Je vis la cousine de Vaiatea, attraper à pleine mains des aiguilles tombées des Aïtos et en lancer une poignée sur des merles en guerre sur le chemin, car ces énergumènes criaient comme des possédés.
" Foutez le camp, emmerrrrdeurrr !"
Au spectacle derrière ma fenêtre, je ne quittai pas un instant du regard ce tableau de femmes heureuses et insouciantes dans leurs beautés sans fards, sans façons surfaites, elles n'avaient , maquillé ni leur corps, ni leurs âmes.
je laissai glisser mes pensées quand je vis Mareva, assise trop près de la fleur du bananier, qui au bout de sa hampe, pendait, rouge, turgescente et obsène, recevoir le liquide de la plante qui goutta sur elle à plusieurs reprises et je ris quand je l'entendis se fâcher et s'exclamer;
" c'est dégueulasse, on dirrrait qu'il m'éjacule dessus, ce con de bananier "
Les rires grivois de femmes éclatèrent bruyamment.
"Tu rrrisques rrrien, j'espèrrre que ton tane bande mieux que ça, si il est comme le bananier il te ferrrra pas d'enfant, un mec n'éjacule pas avec la queue qui pend comme ça !!"
Les rires redoublèrent, elles en suffoquaient toutes, leurs fous rires s'entendaient de loin, et je vis Marie-Claire arriver de la terrasse, elle était horrifiée.
"Tu entends ?! faut peut-être leur dire qu'on entend tout, elles se rendent peut-être pas compte"
"Ne t'inquiète pas, non seulement, elles savent très bien qu'on les entends mais crois moi, elles s'en foutent complètement, et ici c'est pas grave "
"T'es sûre ?"
"Je suis sûre et même certaine "
Comme pour me donner raison, les feuilles géantes des tarots du voisin de l'autre côté s'écartèrent, le tahitien riait avec elle, et leur expliqua en tahitien que lui était comme le bananier, il ne bandait plus depuis deux ans.
Les rires, les blagues osées fusaient, le temps passait, la vie était là.
De ma fenêtre à jalousies dont j'avais ouvert les lames de verre , je regardais ce tableau de paradis, j'étais Gauguin, enfin, ne rêvons pas je voulais être Gauguin !
Mais Pourquoi ne le suis-je pas, je veux peindre ce que mon regard voit, pourquoi mes doigts sont-ils si malhabiles.
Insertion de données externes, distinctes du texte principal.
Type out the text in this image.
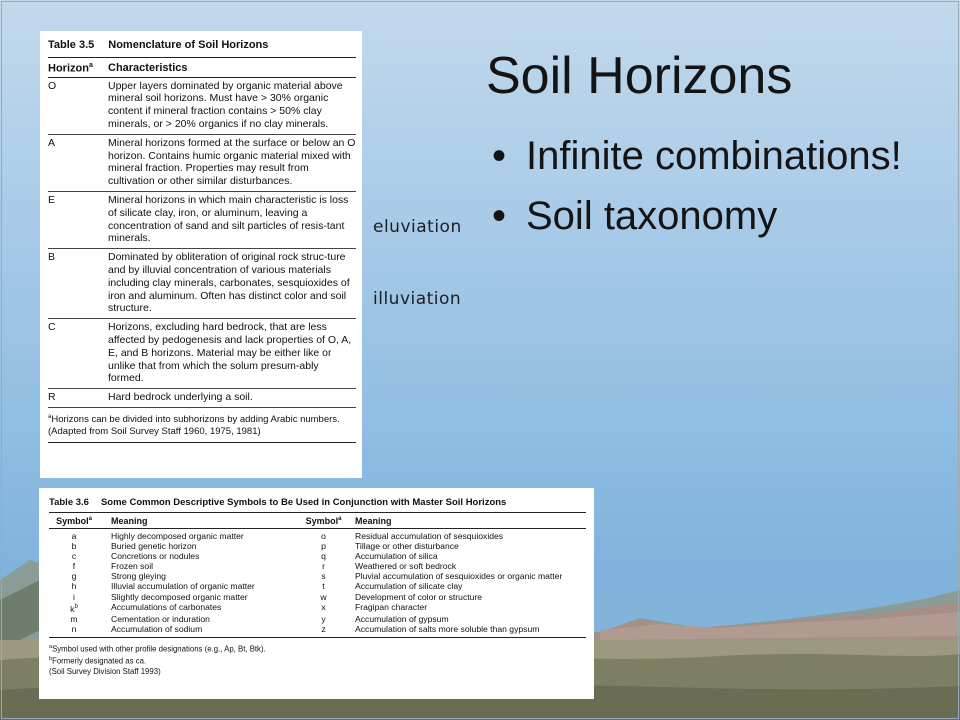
Soil Horizons
• Infinite combinations!
• Soil taxonomy
eluviation
illuviation
Table 3.5 Nomenclature of Soil Horizons
Horizon$^a$	Characteristics
O	Upper layers dominated by organic material above mineral soil horizons. Must have > 30% organic content if mineral fraction contains > 50% clay minerals, or > 20% organics if no clay minerals.
A	Mineral horizons formed at the surface or below an O horizon. Contains humic organic material mixed with mineral fraction. Properties may result from cultivation or other similar disturbances.
E	Mineral horizons in which main characteristic is loss of silicate clay, iron, or aluminum, leaving a concentration of sand and silt particles of resis-tant minerals.
B	Dominated by obliteration of original rock struc-ture and by illuvial concentration of various materials including clay minerals, carbonates, sesquioxides of iron and aluminum. Often has distinct color and soil structure.
C	Horizons, excluding hard bedrock, that are less affected by pedogenesis and lack properties of O, A, E, and B horizons. Material may be either like or unlike that from which the solum presum-ably formed.
R	Hard bedrock underlying a soil.
$^a$Horizons can be divided into subhorizons by adding Arabic numbers.
(Adapted from Soil Survey Staff 1960, 1975, 1981)
Table 3.6 Some Common Descriptive Symbols to Be Used in Conjunction with Master Soil Horizons
Symbol$^a$	Meaning	Symbol$^a$	Meaning
a	Highly decomposed organic matter	o	Residual accumulation of sesquioxides
b	Buried genetic horizon	p	Tillage or other disturbance
c	Concretions or nodules	q	Accumulation of silica
f	Frozen soil	r	Weathered or soft bedrock
g	Strong gleying	s	Pluvial accumulation of sesquioxides or organic matter
h	Illuvial accumulation of organic matter	t	Accumulation of silicate clay
i	Slightly decomposed organic matter	w	Development of color or structure
$k^b$	Accumulations of carbonates	x	Fragipan character
m	Cementation or induration	y	Accumulation of gypsum
n	Accumulation of sodium	z	Accumulation of salts more soluble than gypsum
$^a$Symbol used with other profile designations (e.g., Ap, Bt, Btk).
$^b$Formerly designated as ca.
(Soil Survey Division Staff 1993)
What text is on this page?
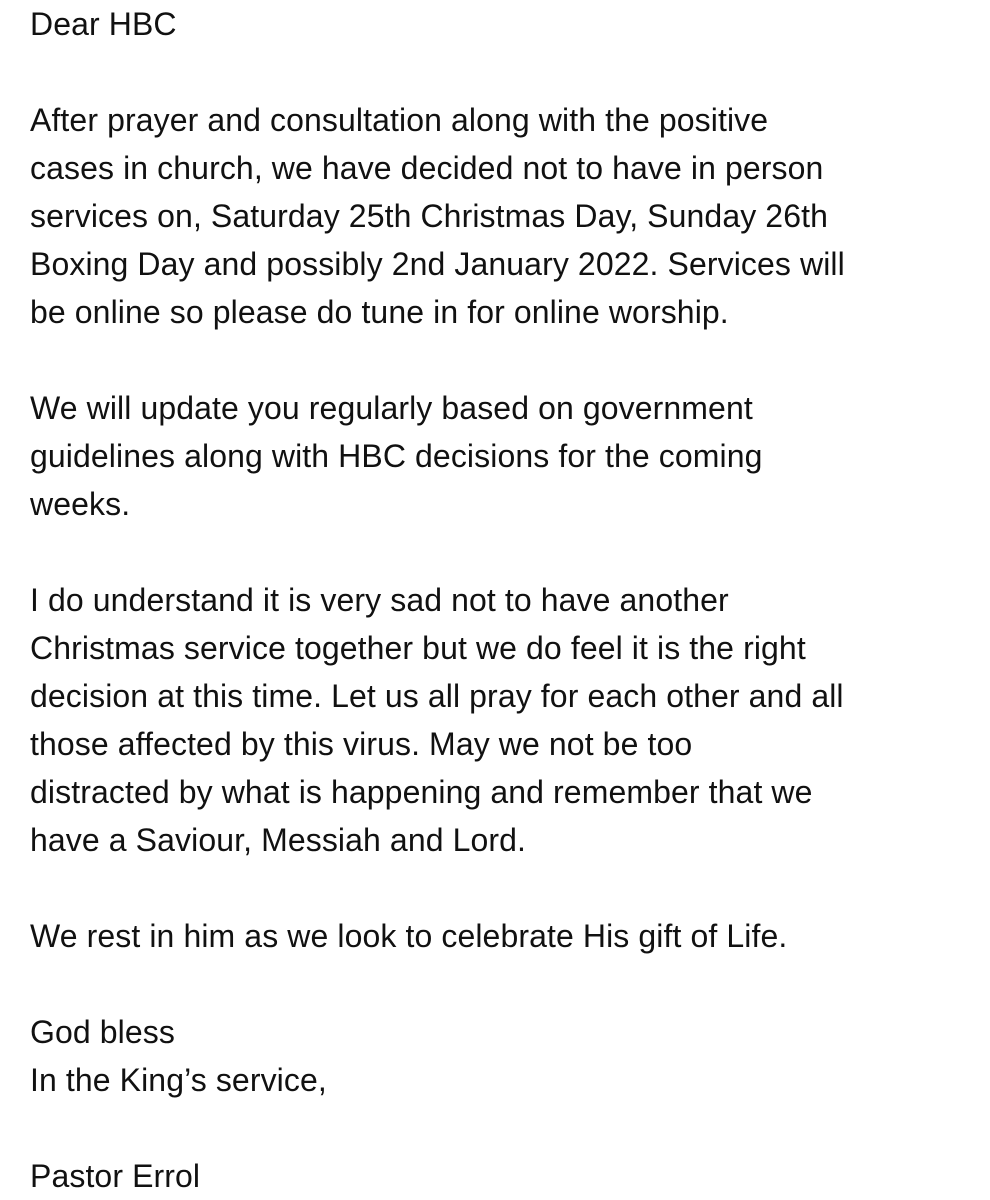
Dear HBC
After prayer and consultation along with the positive
cases in church, we have decided not to have in person
services on, Saturday 25th Christmas Day, Sunday 26th
Boxing Day and possibly 2nd January 2022. Services will
be online so please do tune in for online worship.
We will update you regularly based on government
guidelines along with HBC decisions for the coming
weeks.
I do understand it is very sad not to have another
Christmas service together but we do feel it is the right
decision at this time. Let us all pray for each other and all
those affected by this virus. May we not be too
distracted by what is happening and remember that we
have a Saviour, Messiah and Lord.
We rest in him as we look to celebrate His gift of Life.
God bless
In the King’s service,
Pastor Errol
Je veux offrir cette harmonie délicieuse et colorée, cette ode à la vie, sans restriction aucune, sans gêne sans pudeur inutile, simplement cette grâce, je veux transmettre à jamais cet esthétisme de toutes ces vies heureuses.
Mais mon souhait resterait voeux pieu, dans une autre vie peut-être ??
Le signal de la fin du jour vint avec le retour des "hommes" rentrés de la pèche.
Je vis Rodolphe descendre de la voiture, et immédiatement courir vers moi en tirant avec fierté, à bout de bras et traînant derrière lui, un collier de poissons enfilés sur un fil de fer.
"maman, maman regarde tout ce qu'on va manger"
Je le pris dans mes bras sans répondre, il sentait la vague, la pêche, la chaleur.
Il fallait maintenant me réveiller de mes songes.
L'inaction à laquelle je n'étais pas accoutumée, m'avait rendue lascive, ce rythme lent me faisait peu encline à m'agiter.
Les douches prirent plus de temps que d'habitude, il y avait du chahut parmi les enfants, des rires, des bousculades, beaucoup de joie et même des chansons.